# How long hold a brisket.



## phathead69 (Feb 18, 2018)

See snap shot of walmart brisket label. How long till has to be smoked or frozen


----------



## fullsmoke (Feb 18, 2018)

I like mine at least 30days old ! So you could leave it at least a week in fridge and be fine or freeze it now


----------



## mike5051 (Feb 18, 2018)

If it's cryovac'd, I've heard of folks letting it go for a month past that sell by date.  I'm kinda leary, and use or freeze by that date on the package.  I have also bought briskets with out a date on the label!  :eek:

Mike


----------



## fullsmoke (Feb 18, 2018)

mike5051 said:


> If it's cryovac'd, I've heard of folks letting it go for a month past that sell by date.  I'm kinda leary, and use or freeze by that date on the package.  I have also bought briskets with out a date on the label!  :eek:
> 
> Mike


I have gone 60days the older the brisket the better


----------



## SonnyE (Feb 18, 2018)

The fresh meat I buy, Pork loin back ribs, said to Use or Freeze by Date.
So if I was you, I be apt to freeze it, or get that booger cookin soon.
And I mean by tomorrow.


----------



## SmokinAl (Feb 19, 2018)

As long as it's in the ORIGINAL cryovac, then you can let it go for several days, some guys go a month or more.
It's called wet ageing & does tenderize the meat & change the flavor.
Al


----------



## HalfSmoked (Feb 19, 2018)

There is a difference in sell by and use by date.
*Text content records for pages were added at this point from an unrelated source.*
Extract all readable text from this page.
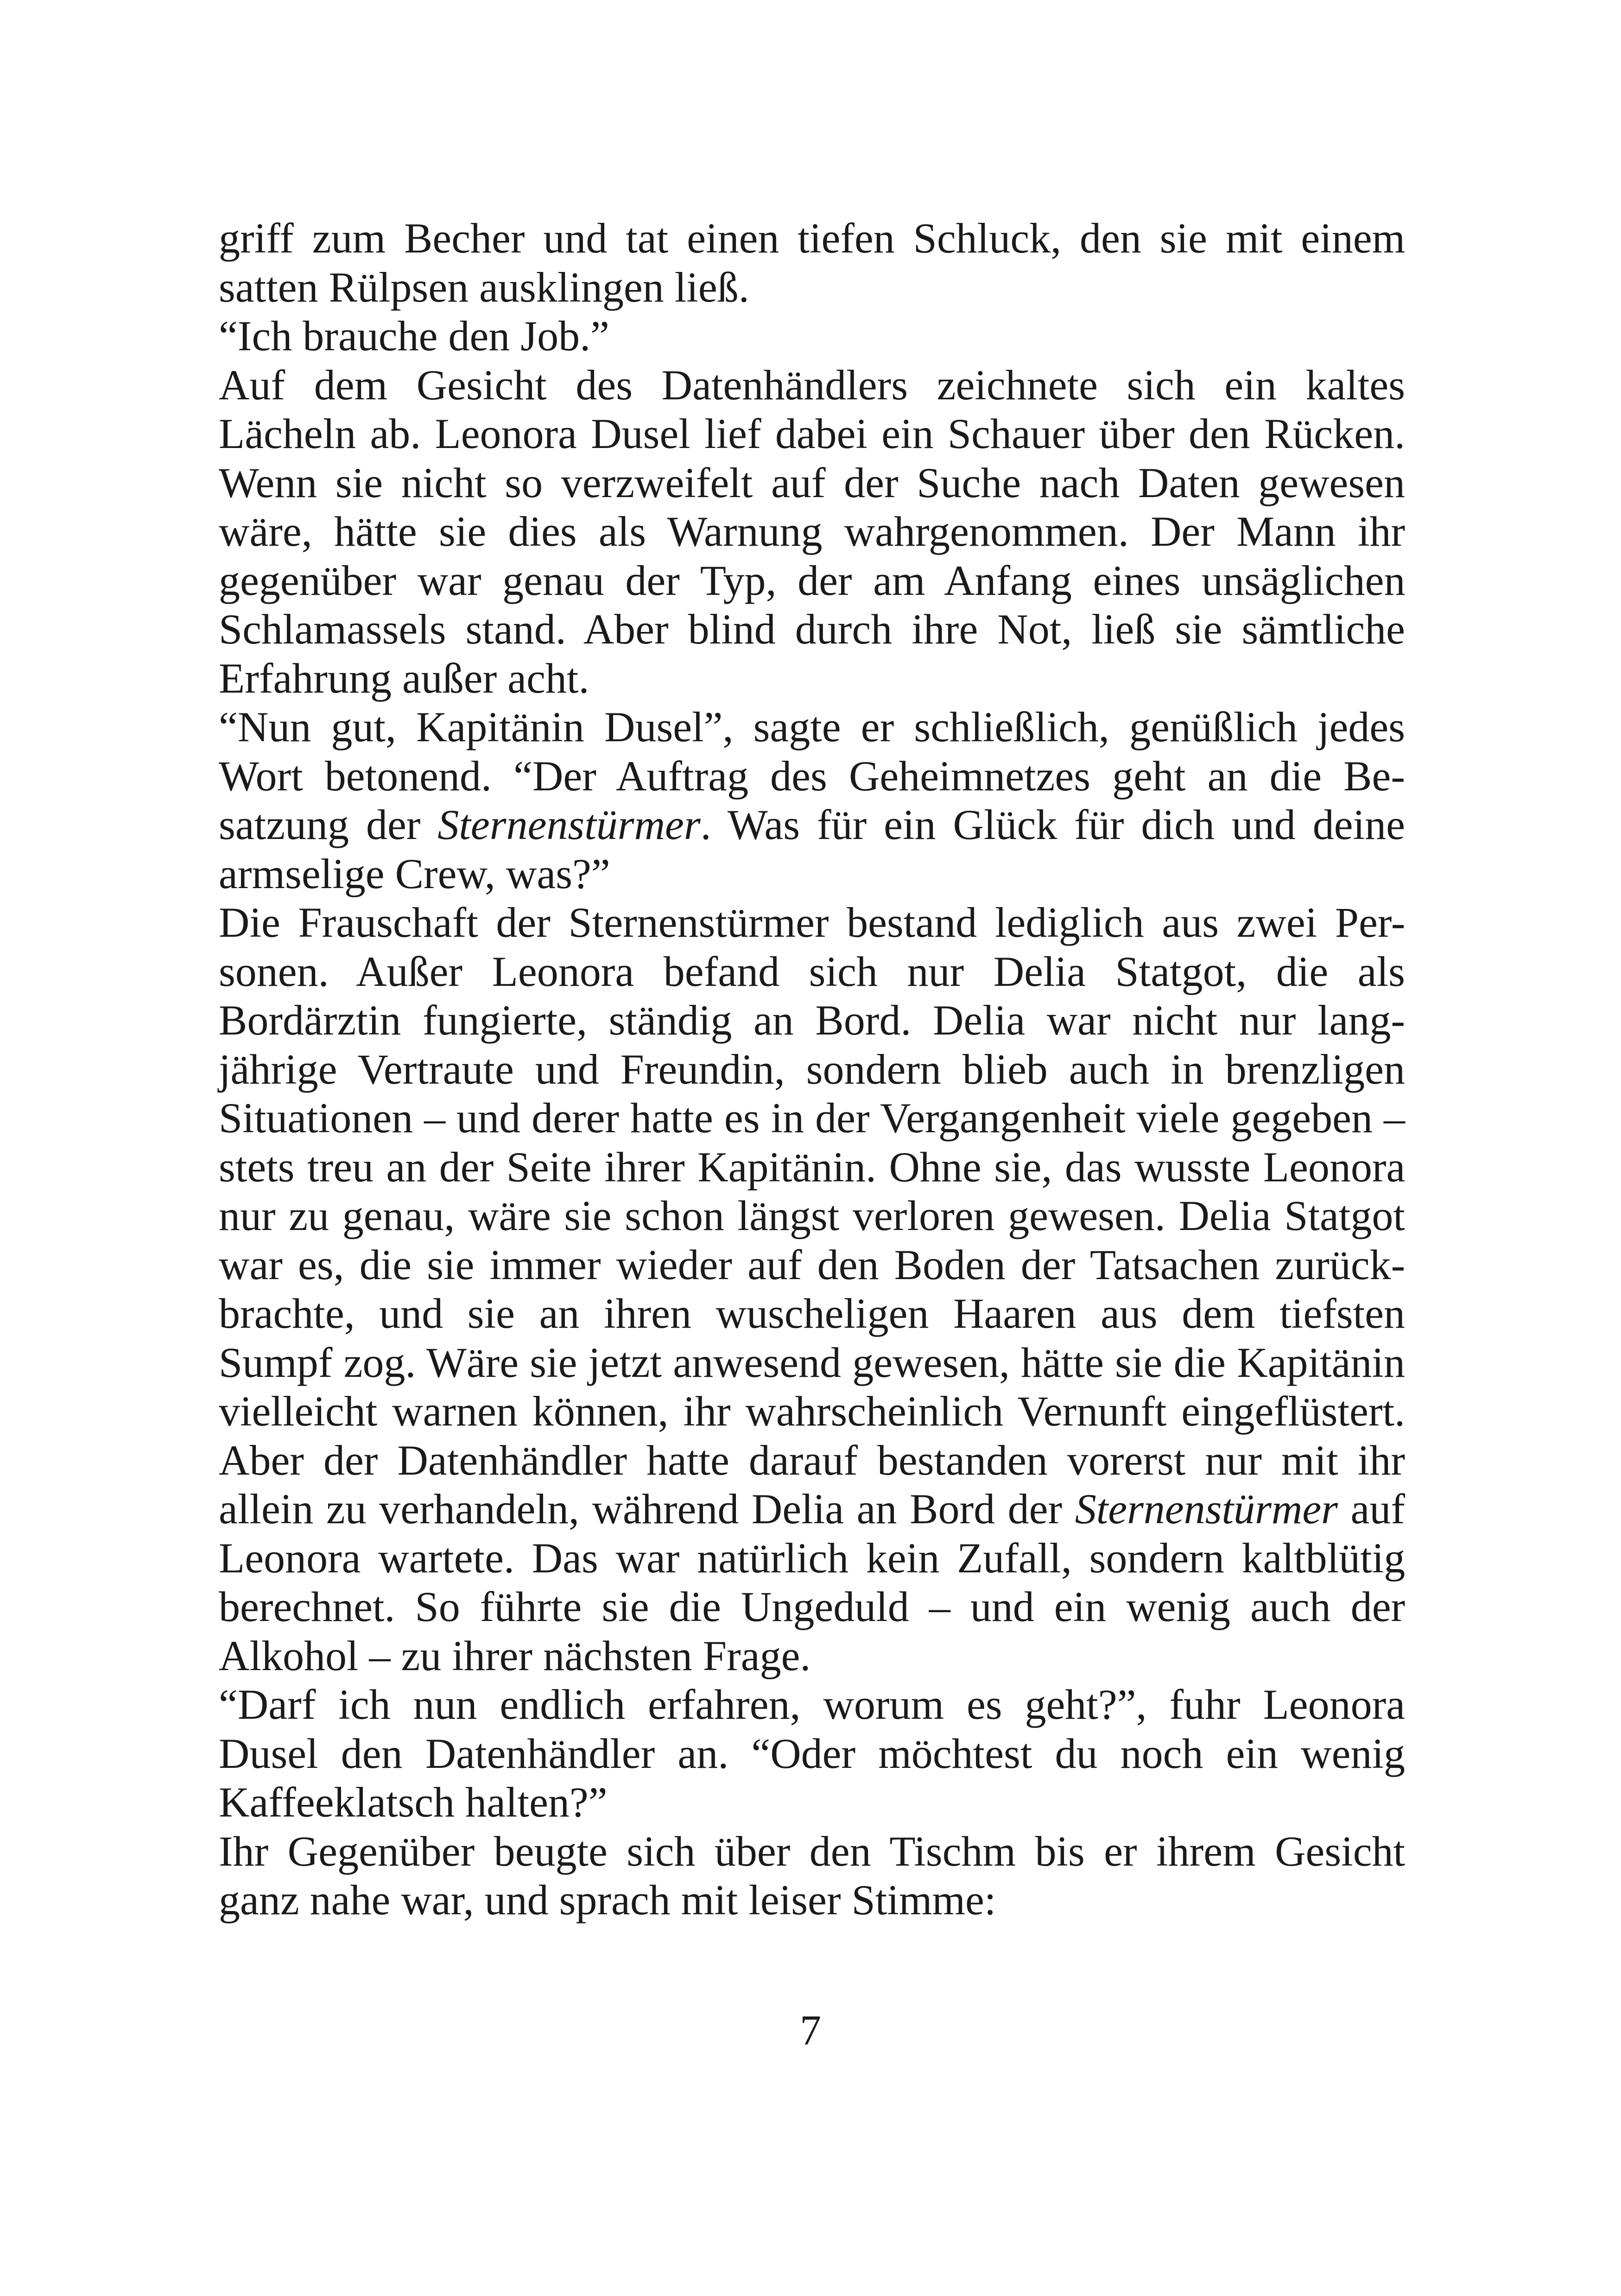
griff zum Becher und tat einen tiefen Schluck, den sie mit einem
satten Rülpsen ausklingen ließ.
“Ich brauche den Job.”
Auf dem Gesicht des Datenhändlers zeichnete sich ein kaltes
Lächeln ab. Leonora Dusel lief dabei ein Schauer über den Rücken.
Wenn sie nicht so verzweifelt auf der Suche nach Daten gewesen
wäre, hätte sie dies als Warnung wahrgenommen. Der Mann ihr
gegenüber war genau der Typ, der am Anfang eines unsäglichen
Schlamassels stand. Aber blind durch ihre Not, ließ sie sämtliche
Erfahrung außer acht.
“Nun gut, Kapitänin Dusel”, sagte er schließlich, genüßlich jedes
Wort betonend. “Der Auftrag des Geheimnetzes geht an die Be-
satzung der Sternenstürmer. Was für ein Glück für dich und deine
armselige Crew, was?”
Die Frauschaft der Sternenstürmer bestand lediglich aus zwei Per-
sonen. Außer Leonora befand sich nur Delia Statgot, die als
Bordärztin fungierte, ständig an Bord. Delia war nicht nur lang-
jährige Vertraute und Freundin, sondern blieb auch in brenzligen
Situationen – und derer hatte es in der Vergangenheit viele gegeben –
stets treu an der Seite ihrer Kapitänin. Ohne sie, das wusste Leonora
nur zu genau, wäre sie schon längst verloren gewesen. Delia Statgot
war es, die sie immer wieder auf den Boden der Tatsachen zurück-
brachte, und sie an ihren wuscheligen Haaren aus dem tiefsten
Sumpf zog. Wäre sie jetzt anwesend gewesen, hätte sie die Kapitänin
vielleicht warnen können, ihr wahrscheinlich Vernunft eingeflüstert.
Aber der Datenhändler hatte darauf bestanden vorerst nur mit ihr
allein zu verhandeln, während Delia an Bord der Sternenstürmer auf
Leonora wartete. Das war natürlich kein Zufall, sondern kaltblütig
berechnet. So führte sie die Ungeduld – und ein wenig auch der
Alkohol – zu ihrer nächsten Frage.
“Darf ich nun endlich erfahren, worum es geht?”, fuhr Leonora
Dusel den Datenhändler an. “Oder möchtest du noch ein wenig
Kaffeeklatsch halten?”
Ihr Gegenüber beugte sich über den Tischm bis er ihrem Gesicht
ganz nahe war, und sprach mit leiser Stimme:
7
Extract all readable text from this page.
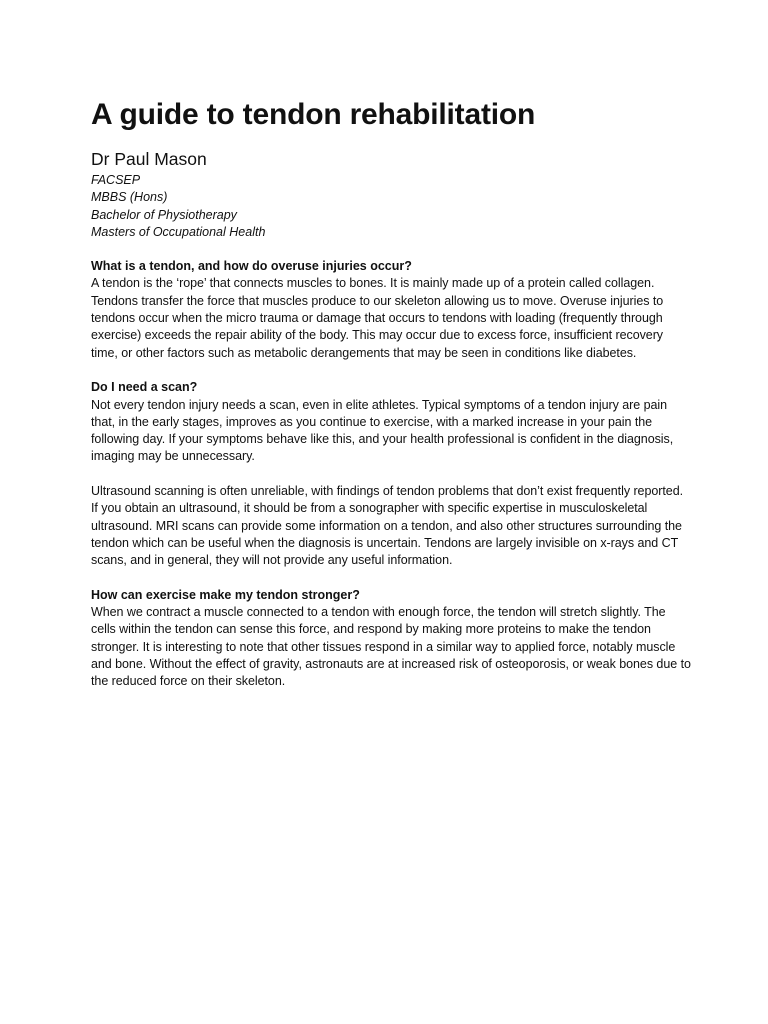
A guide to tendon rehabilitation
Dr Paul Mason
FACSEP
MBBS (Hons)
Bachelor of Physiotherapy
Masters of Occupational Health
What is a tendon, and how do overuse injuries occur?

A tendon is the ‘rope’ that connects muscles to bones. It is mainly made up of a protein called collagen. Tendons transfer the force that muscles produce to our skeleton allowing us to move. Overuse injuries to tendons occur when the micro trauma or damage that occurs to tendons with loading (frequently through exercise) exceeds the repair ability of the body. This may occur due to excess force, insufficient recovery time, or other factors such as metabolic derangements that may be seen in conditions like diabetes.

Do I need a scan?

Not every tendon injury needs a scan, even in elite athletes. Typical symptoms of a tendon injury are pain that, in the early stages, improves as you continue to exercise, with a marked increase in your pain the following day. If your symptoms behave like this, and your health professional is confident in the diagnosis, imaging may be unnecessary.

Ultrasound scanning is often unreliable, with findings of tendon problems that don’t exist frequently reported. If you obtain an ultrasound, it should be from a sonographer with specific expertise in musculoskeletal ultrasound. MRI scans can provide some information on a tendon, and also other structures surrounding the tendon which can be useful when the diagnosis is uncertain. Tendons are largely invisible on x-rays and CT scans, and in general, they will not provide any useful information.

How can exercise make my tendon stronger?

When we contract a muscle connected to a tendon with enough force, the tendon will stretch slightly. The cells within the tendon can sense this force, and respond by making more proteins to make the tendon stronger. It is interesting to note that other tissues respond in a similar way to applied force, notably muscle and bone. Without the effect of gravity, astronauts are at increased risk of osteoporosis, or weak bones due to the reduced force on their skeleton.
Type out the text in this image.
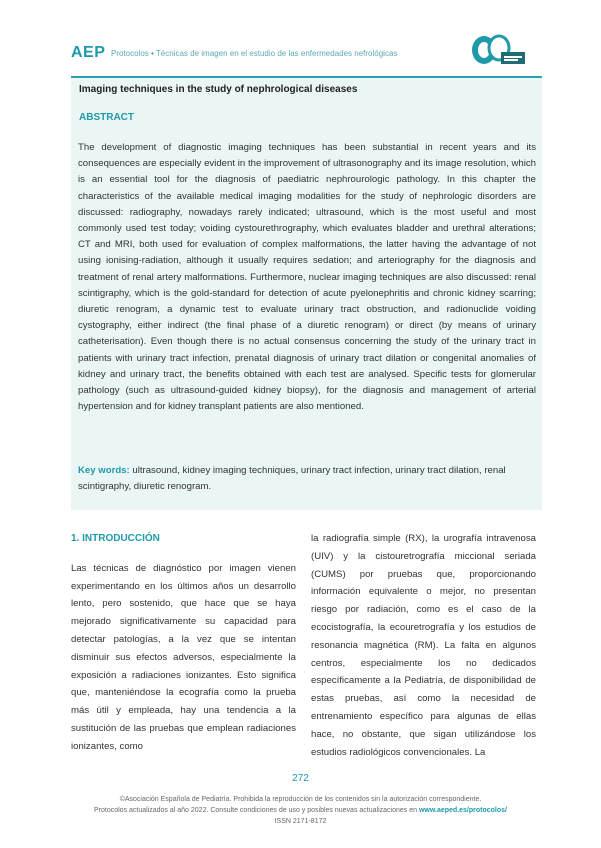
AEP Protocolos • Técnicas de imagen en el estudio de las enfermedades nefrológicas
Imaging techniques in the study of nephrological diseases
ABSTRACT
The development of diagnostic imaging techniques has been substantial in recent years and its consequences are especially evident in the improvement of ultrasonography and its image resolution, which is an essential tool for the diagnosis of paediatric nephrourologic pathology. In this chapter the characteristics of the available medical imaging modalities for the study of nephrologic disorders are discussed: radiography, nowadays rarely indicated; ultrasound, which is the most useful and most commonly used test today; voiding cystourethrography, which evaluates bladder and urethral alterations; CT and MRI, both used for evaluation of complex malformations, the latter having the advantage of not using ionising-radiation, although it usually requires sedation; and arteriography for the diagnosis and treatment of renal artery malformations. Furthermore, nuclear imaging techniques are also discussed: renal scintigraphy, which is the gold-standard for detection of acute pyelonephritis and chronic kidney scarring; diuretic renogram, a dynamic test to evaluate urinary tract obstruction, and radionuclide voiding cystography, either indirect (the final phase of a diuretic renogram) or direct (by means of urinary catheterisation). Even though there is no actual consensus concerning the study of the urinary tract in patients with urinary tract infection, prenatal diagnosis of urinary tract dilation or congenital anomalies of kidney and urinary tract, the benefits obtained with each test are analysed. Specific tests for glomerular pathology (such as ultrasound-guided kidney biopsy), for the diagnosis and management of arterial hypertension and for kidney transplant patients are also mentioned.
Key words: ultrasound, kidney imaging techniques, urinary tract infection, urinary tract dilation, renal scintigraphy, diuretic renogram.
1. INTRODUCCIÓN
Las técnicas de diagnóstico por imagen vienen experimentando en los últimos años un desarrollo lento, pero sostenido, que hace que se haya mejorado significativamente su capacidad para detectar patologías, a la vez que se intentan disminuir sus efectos adversos, especialmente la exposición a radiaciones ionizantes. Esto significa que, manteniéndose la ecografía como la prueba más útil y empleada, hay una tendencia a la sustitución de las pruebas que emplean radiaciones ionizantes, como
la radiografía simple (RX), la urografía intravenosa (UIV) y la cistouretrografía miccional seriada (CUMS) por pruebas que, proporcionando información equivalente o mejor, no presentan riesgo por radiación, como es el caso de la ecocistografía, la ecouretrografía y los estudios de resonancia magnética (RM). La falta en algunos centros, especialmente los no dedicados específicamente a la Pediatría, de disponibilidad de estas pruebas, así como la necesidad de entrenamiento específico para algunas de ellas hace, no obstante, que sigan utilizándose los estudios radiológicos convencionales. La
272
©Asociación Española de Pediatría. Prohibida la reproducción de los contenidos sin la autorización correspondiente.
Protocolos actualizados al año 2022. Consulte condiciones de uso y posibles nuevas actualizaciones en www.aeped.es/protocolos/
ISSN 2171-8172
Use by gives you less time but you can still hold it over at least a couple of weeks sale by date probably gives you a month holding over without any problems. Again as Al has said as long as it's in the original cryovac.

Warren


----------



## fullsmoke (Feb 19, 2018)

SmokinAl said:


> As long as it's in the ORIGINAL cryovac, then you can let it go for several days, some guys go a month or more.
> It's called wet ageing & does tenderize the meat & change the flavor.
> Al


For Competition i like mine at least 30 days old I have aged them 60 days before with a thick layer of sea salt


----------



## phathead69 (Feb 19, 2018)

I was thinking of letting it ride till this coming sat t or the following. All depends on daughter's schedule. Sounds like  im ok.


----------